Comparisons / Haystack vs Rasa

Haystack vs Rasa: Which Agent Framework to Use?

Haystack by deepset is a framework for building NLP and LLM pipelines. Rasa is an open-source framework for building conversational AI — chatbots and virtual assistants. Here is how they compare — paradigm, ecosystem, and the use cases each one is actually built for.

By the numbers

Haystack

GitHub Stars

24.7k

Forks

2.7k

Language

Python

License

Apache-2.0

Created

2019-11-14

Created by

deepset

github.com/deepset-ai/haystack

Rasa

GitHub Stars

21.1k

Forks

4.9k

Language

Python

License

Apache-2.0

Created

2016-10-14

Created by

Rasa Technologies

Cloud/SaaS

Rasa Pro / Rasa Cloud

Production ready

Yes

github.com/RasaHQ/rasa

GitHub stats as of April 2026. Stars indicate community interest, not necessarily quality or fit for your use case.

ConceptHaystackRasa
Agent`Agent` component with `ChatGenerator`, tool definitions, and message routingRasa agent with NLU pipeline, dialogue policies, and action server
Tools`Tool` dataclass with function reference, name, description, parameters schemaCustom actions running on a separate action server via HTTP
Pipeline Architecture`Pipeline()` with `add_component()` and `connect()` — a directed graph of typed components
RAG / Retrieval`DocumentStore` + `Retriever` + `PromptBuilder` + `Generator` wired in a `Pipeline`
Memory`ChatMessageStore` with `ConversationMemory` component in pipeline
DeploymentPipeline YAML serialization, `Hayhooks` REST server
NLUNLU pipeline: tokenizer, featurizer, intent classifier, entity extractor
DialogueStories/Rules YAML + dialogue policies for conversation flow
SlotsTyped slots for tracking entities and state across turns
CALMLLM for understanding + deterministic `Flows` for business logic

Haystack vs Rasa, head to head

Haystack Haystack by deepset is a framework for building NLP and LLM pipelines.
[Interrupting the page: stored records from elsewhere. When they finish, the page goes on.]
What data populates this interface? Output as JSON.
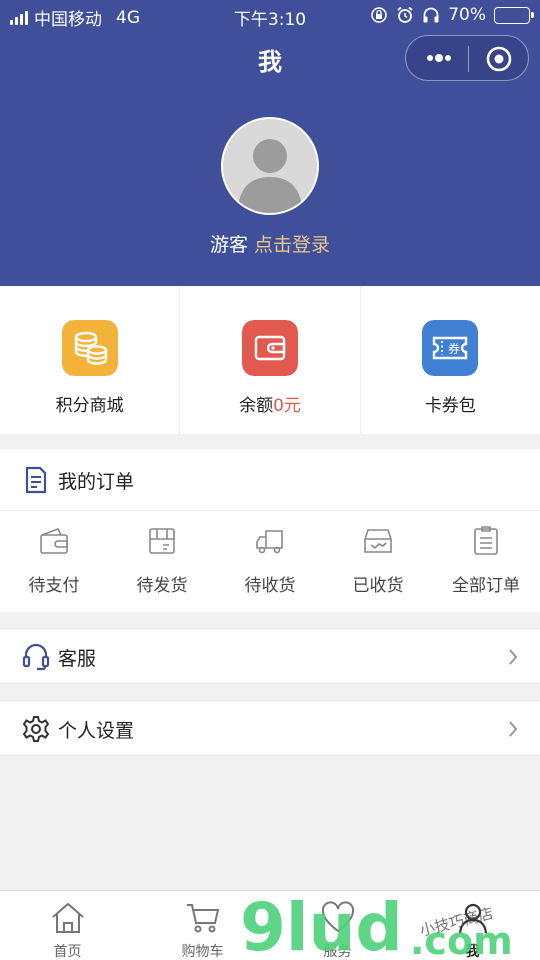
{
  "status_bar": {
    "carrier": "中国移动",
    "network": "4G",
    "time": "下午3:10",
    "battery": "70%",
    "battery_level": 0.7
  },
  "header": {
    "title": "我",
    "guest_label": "游客",
    "login_link": "点击登录"
  },
  "quick_actions": {
    "points_mall": {
      "label": "积分商城",
      "icon": "coins-icon",
      "color": "#f3b23a"
    },
    "balance": {
      "label": "余额",
      "value": "0元",
      "icon": "wallet-icon",
      "color": "#e25a4f"
    },
    "coupons": {
      "label": "卡券包",
      "icon": "ticket-icon",
      "badge": "券",
      "color": "#3f7fd4"
    }
  },
  "orders": {
    "title": "我的订单",
    "items": [
      {
        "label": "待支付",
        "icon": "wallet-outline-icon"
      },
      {
        "label": "待发货",
        "icon": "package-icon"
      },
      {
        "label": "待收货",
        "icon": "truck-icon"
      },
      {
        "label": "已收货",
        "icon": "inbox-check-icon"
      },
      {
        "label": "全部订单",
        "icon": "clipboard-icon"
      }
    ]
  },
  "menu": {
    "service": {
      "label": "客服",
      "icon": "headset-icon"
    },
    "settings": {
      "label": "个人设置",
      "icon": "gear-icon"
    }
  },
  "tabbar": {
    "items": [
      {
        "label": "首页",
        "icon": "home-icon"
      },
      {
        "label": "购物车",
        "icon": "cart-icon"
      },
      {
        "label": "服务",
        "icon": "heart-icon"
      },
      {
        "label": "我",
        "icon": "user-icon",
        "active": true
      }
    ]
  },
  "watermark": {
    "brand": "9lud",
    "suffix": ".com",
    "tagline": "小技巧商店"
  },
  "colors": {
    "header_bg": "#3f4f9a",
    "login_accent": "#e8c68b",
    "balance_red": "#e25a4f",
    "watermark_green": "#4cd07a"
  }
}
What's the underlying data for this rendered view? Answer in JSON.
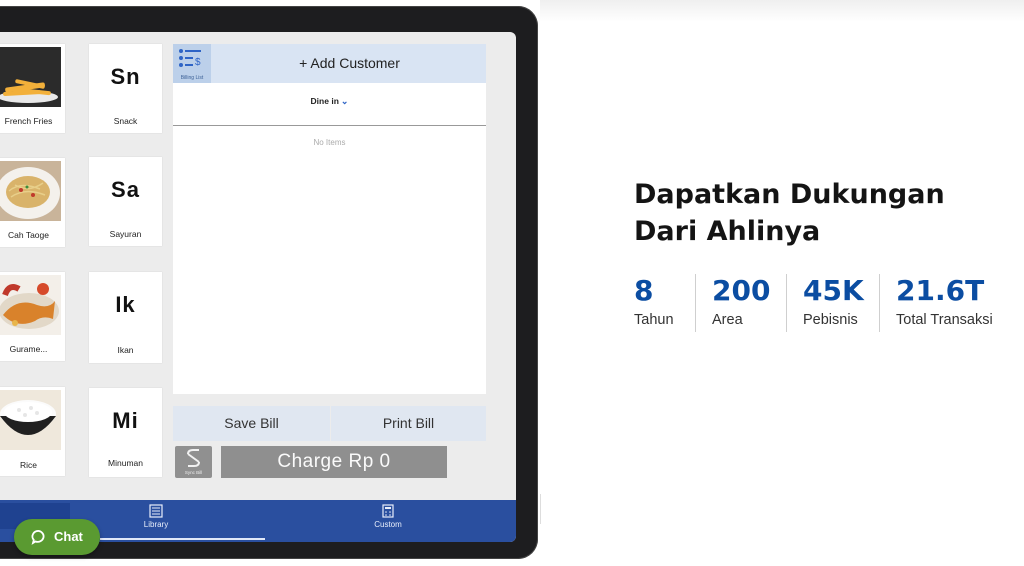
{
  "products": [
    {
      "name": "French Fries",
      "image": "fries"
    },
    {
      "name": "Cah Taoge",
      "image": "noodles"
    },
    {
      "name": "Gurame...",
      "image": "fish"
    },
    {
      "name": "Rice",
      "image": "rice"
    }
  ],
  "categories": [
    {
      "abbr": "Sn",
      "name": "Snack"
    },
    {
      "abbr": "Sa",
      "name": "Sayuran"
    },
    {
      "abbr": "Ik",
      "name": "Ikan"
    },
    {
      "abbr": "Mi",
      "name": "Minuman"
    }
  ],
  "billing": {
    "billing_list_label": "Billing List",
    "add_customer": "+ Add Customer",
    "order_type": "Dine in",
    "empty_text": "No Items",
    "save_bill": "Save Bill",
    "print_bill": "Print Bill",
    "sync_label": "Sync Bill",
    "charge": "Charge Rp 0"
  },
  "nav": {
    "library": "Library",
    "custom": "Custom"
  },
  "chat": {
    "label": "Chat"
  },
  "headline": {
    "line1": "Dapatkan Dukungan",
    "line2": "Dari Ahlinya"
  },
  "stats": [
    {
      "value": "8",
      "label": "Tahun"
    },
    {
      "value": "200",
      "label": "Area"
    },
    {
      "value": "45K",
      "label": "Pebisnis"
    },
    {
      "value": "21.6T",
      "label": "Total Transaksi"
    }
  ],
  "colors": {
    "accent_blue": "#0b4da2",
    "nav_blue": "#2a4f9f",
    "chat_green": "#5a9a31"
  }
}
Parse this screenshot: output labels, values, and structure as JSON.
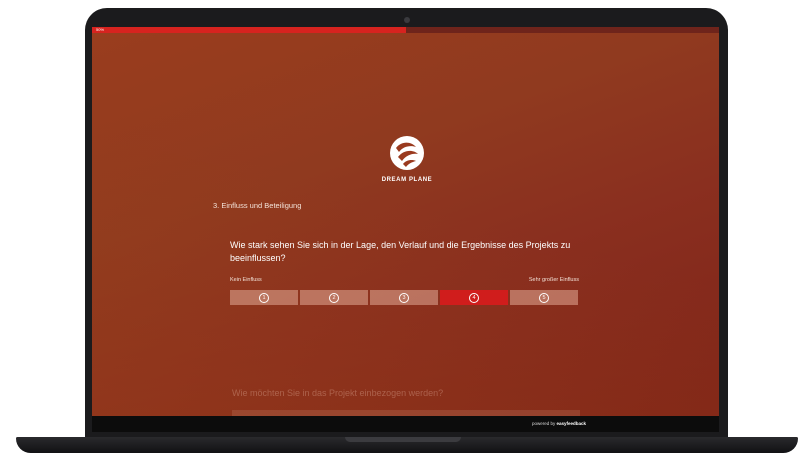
{
  "survey": {
    "progress_label": "50%",
    "progress_value": 0.5,
    "brand": "DREAM PLANE",
    "section_title": "3. Einfluss und Beteiligung",
    "question": "Wie stark sehen Sie sich in der Lage, den Verlauf und die Ergebnisse des Projekts zu beeinflussen?",
    "scale_min_label": "Kein Einfluss",
    "scale_max_label": "Sehr großer Einfluss",
    "options": [
      "1",
      "2",
      "3",
      "4",
      "5"
    ],
    "selected_option": "4",
    "next_question": "Wie möchten Sie in das Projekt einbezogen werden?"
  },
  "footer": {
    "powered_prefix": "powered by",
    "powered_brand": "easyfeedback"
  },
  "colors": {
    "accent": "#d01d1c",
    "background": "#8f351e"
  }
}
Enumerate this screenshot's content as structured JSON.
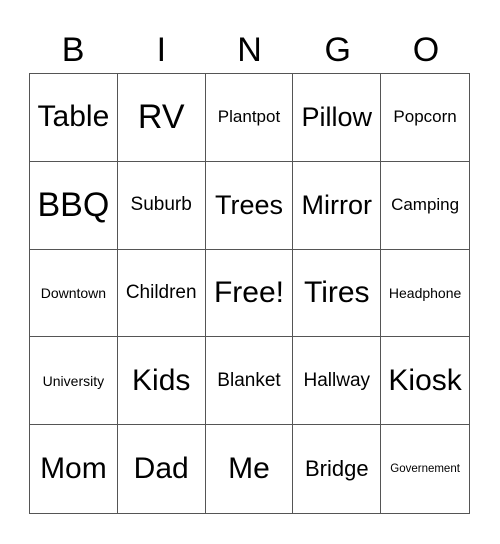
{
  "header": [
    "B",
    "I",
    "N",
    "G",
    "O"
  ],
  "cells": [
    [
      "Table",
      "RV",
      "Plantpot",
      "Pillow",
      "Popcorn"
    ],
    [
      "BBQ",
      "Suburb",
      "Trees",
      "Mirror",
      "Camping"
    ],
    [
      "Downtown",
      "Children",
      "Free!",
      "Tires",
      "Headphone"
    ],
    [
      "University",
      "Kids",
      "Blanket",
      "Hallway",
      "Kiosk"
    ],
    [
      "Mom",
      "Dad",
      "Me",
      "Bridge",
      "Governement"
    ]
  ]
}
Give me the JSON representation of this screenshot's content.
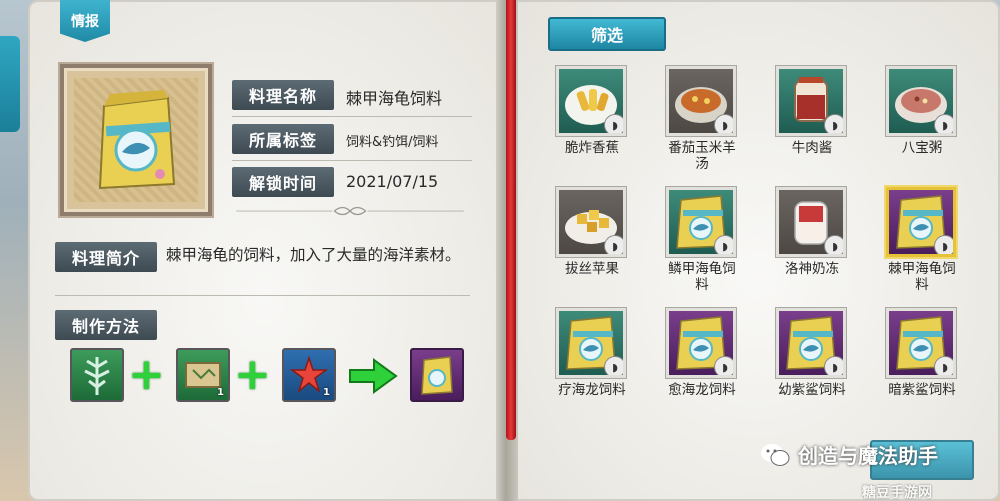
{
  "header": {
    "intel_tab": "情报",
    "filter_button": "筛选"
  },
  "info": {
    "fields": [
      {
        "label": "料理名称",
        "value": "棘甲海龟饲料"
      },
      {
        "label": "所属标签",
        "value": "饲料&钓饵/饲料"
      },
      {
        "label": "解锁时间",
        "value": "2021/07/15"
      }
    ],
    "description_label": "料理简介",
    "description": "棘甲海龟的饲料，加入了大量的海洋素材。",
    "method_label": "制作方法"
  },
  "recipe": [
    {
      "icon": "seaweed-icon",
      "count": ""
    },
    {
      "icon": "map-scroll-icon",
      "count": "1"
    },
    {
      "icon": "starfish-icon",
      "count": "1"
    }
  ],
  "dishes": [
    {
      "name": "脆炸香蕉",
      "icon": "fried-banana-icon",
      "frame": "teal"
    },
    {
      "name": "番茄玉米羊汤",
      "icon": "soup-bowl-icon",
      "frame": "brown"
    },
    {
      "name": "牛肉酱",
      "icon": "sauce-jar-icon",
      "frame": "teal"
    },
    {
      "name": "八宝粥",
      "icon": "porridge-bowl-icon",
      "frame": "teal"
    },
    {
      "name": "拔丝苹果",
      "icon": "candied-apple-icon",
      "frame": "brown"
    },
    {
      "name": "鳞甲海龟饲料",
      "icon": "feed-bag-icon",
      "frame": "teal"
    },
    {
      "name": "洛神奶冻",
      "icon": "pudding-cup-icon",
      "frame": "brown"
    },
    {
      "name": "棘甲海龟饲料",
      "icon": "feed-bag-icon",
      "frame": "purple",
      "selected": true
    },
    {
      "name": "疗海龙饲料",
      "icon": "feed-bag-icon",
      "frame": "teal"
    },
    {
      "name": "愈海龙饲料",
      "icon": "feed-bag-icon",
      "frame": "purple"
    },
    {
      "name": "幼紫鲨饲料",
      "icon": "feed-bag-icon",
      "frame": "purple"
    },
    {
      "name": "暗紫鲨饲料",
      "icon": "feed-bag-icon",
      "frame": "purple"
    }
  ],
  "watermark": {
    "text": "创造与魔法助手",
    "sub": "糖豆手游网"
  },
  "colors": {
    "accent": "#1e86a3",
    "ribbon": "#d42a2a",
    "plus": "#2fd13a"
  }
}
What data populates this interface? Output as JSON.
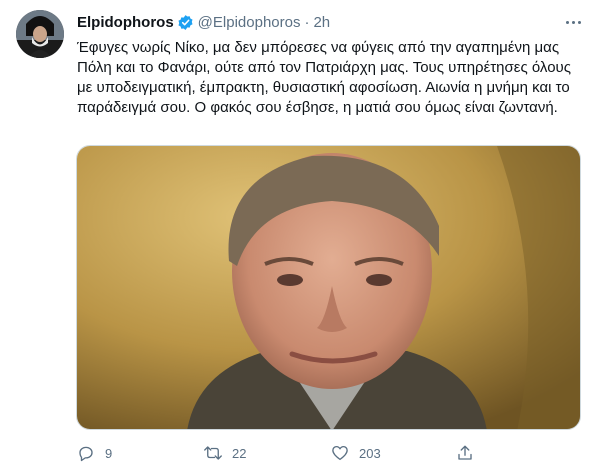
{
  "tweet": {
    "author_name": "Elpidophoros",
    "handle": "@Elpidophoros",
    "separator": "·",
    "time": "2h",
    "text": "Έφυγες νωρίς Νίκο, μα δεν μπόρεσες να φύγεις από την αγαπημένη μας Πόλη και το Φανάρι, ούτε από τον Πατριάρχη μας. Τους υπηρέτησες όλους με υποδειγματική, έμπρακτη, θυσιαστική αφοσίωση. Αιωνία η μνήμη και το παράδειγμά σου. Ο φακός σου έσβησε, η ματιά σου όμως είναι ζωντανή."
  },
  "actions": {
    "reply_count": "9",
    "retweet_count": "22",
    "like_count": "203"
  },
  "colors": {
    "text": "#0f1419",
    "secondary": "#5b7083",
    "verified": "#1da1f2",
    "border": "#cfd9de"
  },
  "icons": {
    "verified": "verified-badge-icon",
    "more": "more-options-icon",
    "reply": "reply-icon",
    "retweet": "retweet-icon",
    "like": "heart-icon",
    "share": "share-icon"
  }
}
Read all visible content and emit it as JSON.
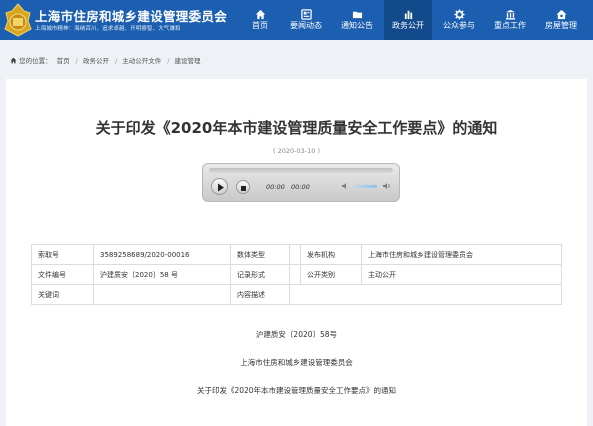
{
  "header": {
    "title": "上海市住房和城乡建设管理委员会",
    "slogan": "上海城市精神：海纳百川、追求卓越、开明睿智、大气谦和",
    "emblem_icon": "gold-emblem-icon",
    "colors": {
      "bar": "#1c5fb0",
      "active": "#134a8c"
    }
  },
  "nav": [
    {
      "label": "首页",
      "icon": "home-icon"
    },
    {
      "label": "要闻动态",
      "icon": "news-icon"
    },
    {
      "label": "通知公告",
      "icon": "folder-icon"
    },
    {
      "label": "政务公开",
      "icon": "chart-icon",
      "active": true
    },
    {
      "label": "公众参与",
      "icon": "gear-icon"
    },
    {
      "label": "重点工作",
      "icon": "building-icon"
    },
    {
      "label": "房屋管理",
      "icon": "house-icon"
    }
  ],
  "breadcrumb": {
    "prefix": "您的位置：",
    "items": [
      "首页",
      "政务公开",
      "主动公开文件",
      "建设管理"
    ]
  },
  "article": {
    "title": "关于印发《2020年本市建设管理质量安全工作要点》的通知",
    "date": "( 2020-03-10 )",
    "player": {
      "current_time": "00:00",
      "total_time": "00:00"
    },
    "meta": {
      "index_label": "索取号",
      "index_value": "3589258689/2020-00016",
      "data_type_label": "数体类型",
      "data_type_value": "",
      "publisher_label": "发布机构",
      "publisher_value": "上海市住房和城乡建设管理委员会",
      "doc_no_label": "文件编号",
      "doc_no_value": "沪建质安〔2020〕58 号",
      "record_label": "记录形式",
      "record_value": "",
      "category_label": "公开类别",
      "category_value": "主动公开",
      "keywords_label": "关键词",
      "keywords_value": "",
      "summary_label": "内容描述",
      "summary_value": ""
    },
    "body": [
      "沪建质安〔2020〕58号",
      "上海市住房和城乡建设管理委员会",
      "关于印发《2020年本市建设管理质量安全工作要点》的通知"
    ]
  }
}
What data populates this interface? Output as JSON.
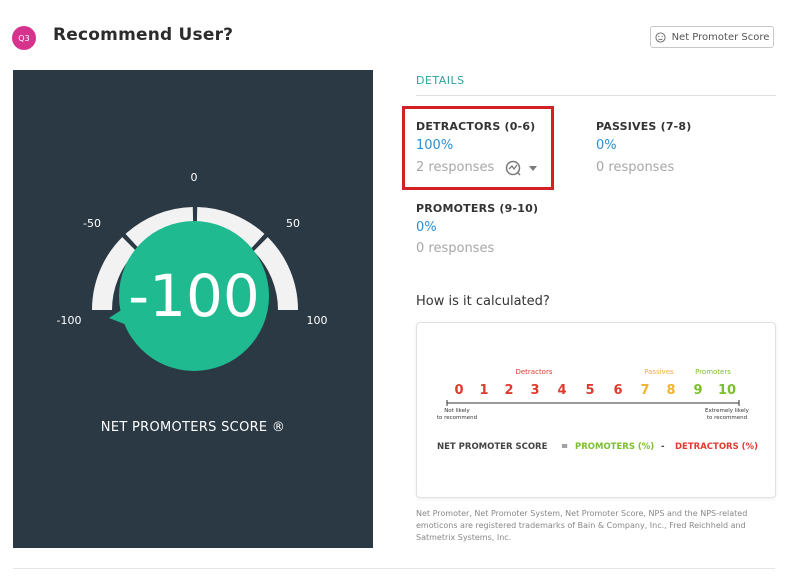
{
  "header": {
    "badge": "Q3",
    "title": "Recommend User?",
    "nps_button_label": "Net Promoter Score",
    "nps_button_icon": "smiley-icon"
  },
  "gauge": {
    "score": -100,
    "score_label": "-100",
    "ticks": [
      "-100",
      "-50",
      "0",
      "50",
      "100"
    ],
    "caption": "NET PROMOTERS SCORE ®",
    "colors": {
      "panel": "#2b3945",
      "accent": "#1fba8f",
      "track": "#f2f2f2"
    }
  },
  "details": {
    "heading": "DETAILS",
    "categories": [
      {
        "title": "DETRACTORS (0-6)",
        "percent": "100%",
        "responses": "2 responses"
      },
      {
        "title": "PASSIVES (7-8)",
        "percent": "0%",
        "responses": "0 responses"
      },
      {
        "title": "PROMOTERS (9-10)",
        "percent": "0%",
        "responses": "0 responses"
      }
    ],
    "toggle_icon": "chart-analysis-icon",
    "dropdown_icon": "caret-down-icon"
  },
  "calculation": {
    "heading": "How is it calculated?",
    "labels": {
      "detractors": "Detractors",
      "passives": "Passives",
      "promoters": "Promoters"
    },
    "scale": [
      "0",
      "1",
      "2",
      "3",
      "4",
      "5",
      "6",
      "7",
      "8",
      "9",
      "10"
    ],
    "not_likely": [
      "Not likely",
      "to recommend"
    ],
    "extremely_likely": [
      "Extremely likely",
      "to recommend"
    ],
    "formula": {
      "lhs": "NET PROMOTER SCORE",
      "eq": "=",
      "promoters": "PROMOTERS (%)",
      "minus": "-",
      "detractors": "DETRACTORS (%)"
    },
    "colors": {
      "detractors": "#e03a2f",
      "passives": "#f0b32d",
      "promoters": "#7bbf2a"
    }
  },
  "trademark": "Net Promoter, Net Promoter System, Net Promoter Score, NPS and the NPS-related emoticons are registered trademarks of Bain & Company, Inc., Fred Reichheld and Satmetrix Systems, Inc."
}
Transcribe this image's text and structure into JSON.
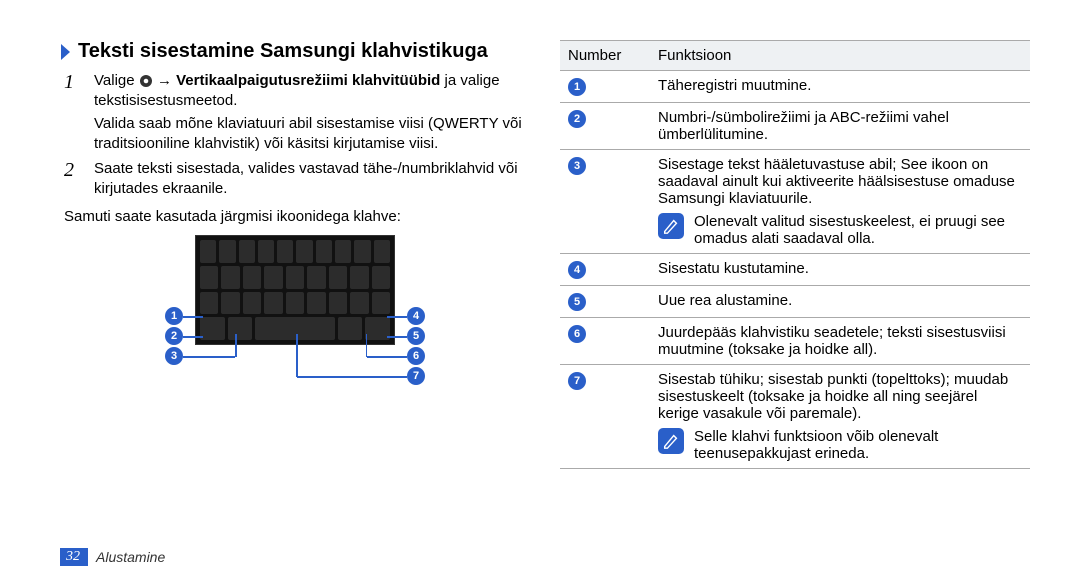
{
  "heading": "Teksti sisestamine Samsungi klahvistikuga",
  "step1": {
    "pre": "Valige ",
    "arrow": " → ",
    "bold": "Vertikaalpaigutusrežiimi klahvitüübid",
    "post1": " ja valige tekstisisestusmeetod.",
    "para2": "Valida saab mõne klaviatuuri abil sisestamise viisi (QWERTY või traditsiooniline klahvistik) või käsitsi kirjutamise viisi."
  },
  "step2": "Saate teksti sisestada, valides vastavad tähe-/numbriklahvid või kirjutades ekraanile.",
  "after_steps": "Samuti saate kasutada järgmisi ikoonidega klahve:",
  "table": {
    "header": {
      "c1": "Number",
      "c2": "Funktsioon"
    },
    "rows": [
      {
        "n": "1",
        "text": "Täheregistri muutmine."
      },
      {
        "n": "2",
        "text": "Numbri-/sümbolirežiimi ja ABC-režiimi vahel ümberlülitumine."
      },
      {
        "n": "3",
        "text": "Sisestage tekst hääletuvastuse abil; See ikoon on saadaval ainult kui aktiveerite häälsisestuse omaduse Samsungi klaviatuurile.",
        "note": "Olenevalt valitud sisestuskeelest, ei pruugi see omadus alati saadaval olla."
      },
      {
        "n": "4",
        "text": "Sisestatu kustutamine."
      },
      {
        "n": "5",
        "text": "Uue rea alustamine."
      },
      {
        "n": "6",
        "text": "Juurdepääs klahvistiku seadetele; teksti sisestusviisi muutmine (toksake ja hoidke all)."
      },
      {
        "n": "7",
        "text": "Sisestab tühiku; sisestab punkti (topelttoks); muudab sisestuskeelt (toksake ja hoidke all ning seejärel kerige vasakule või paremale).",
        "note": "Selle klahvi funktsioon võib olenevalt teenusepakkujast erineda."
      }
    ]
  },
  "callout_labels": [
    "1",
    "2",
    "3",
    "4",
    "5",
    "6",
    "7"
  ],
  "footer": {
    "page": "32",
    "section": "Alustamine"
  }
}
Rasa Rasa is an open-source framework for building conversational AI — chatbots and virtual assistants.

Both wrap the same underlying agent pattern — an LLM call, a tool dispatch, a loop — in different abstractions. The choice between them is mostly about which mental model and ecosystem fits the team you have, not which one is technically more capable.

Pick Haystack if

Pick Haystack if haystack earns its complexity when you're building RAG pipelines with multiple retrieval stages, document processing, and production deployment needs. But for straightforward agents with a few tools, the plain Python version is simpler to write and debug. Haystack is the right fit when the tradeoffs in its intro line up with how your team actually wants to work day-to-day; Rasa would force you to translate.

Full Haystackcomparison →

Pick Rasa if

Pick Rasa if rasa is purpose-built for production conversational AI with enterprise requirements — on-premise deployment, regulatory compliance, deterministic business logic. For general-purpose agents or simple chatbots, an LLM with a system prompt and a few tools is faster to build and more flexible. Rasa is the right fit when the tradeoffs in its intro line up with how your team actually wants to work day-to-day; Haystack would force you to translate.

Full Rasacomparison →

What both add

Both Haystack and Rasa pull in a class hierarchy and a dependency tree to wrap what is, at the core, an HTTP POST in a while loop. If your use case is straightforward — one provider, a handful of tools, a single agent — the framework cost may exceed the framework benefit. The lesson below shows the same pattern in ~60 lines without either dependency.

Or build your own in 60 lines

Both Haystack and Rasa implement the same 8 patterns. An agent is a function. Tools are a dict. The loop is a while loop. The whole thing composes in ~60 lines of Python.

No framework. No dependencies. No opinions. Just the code.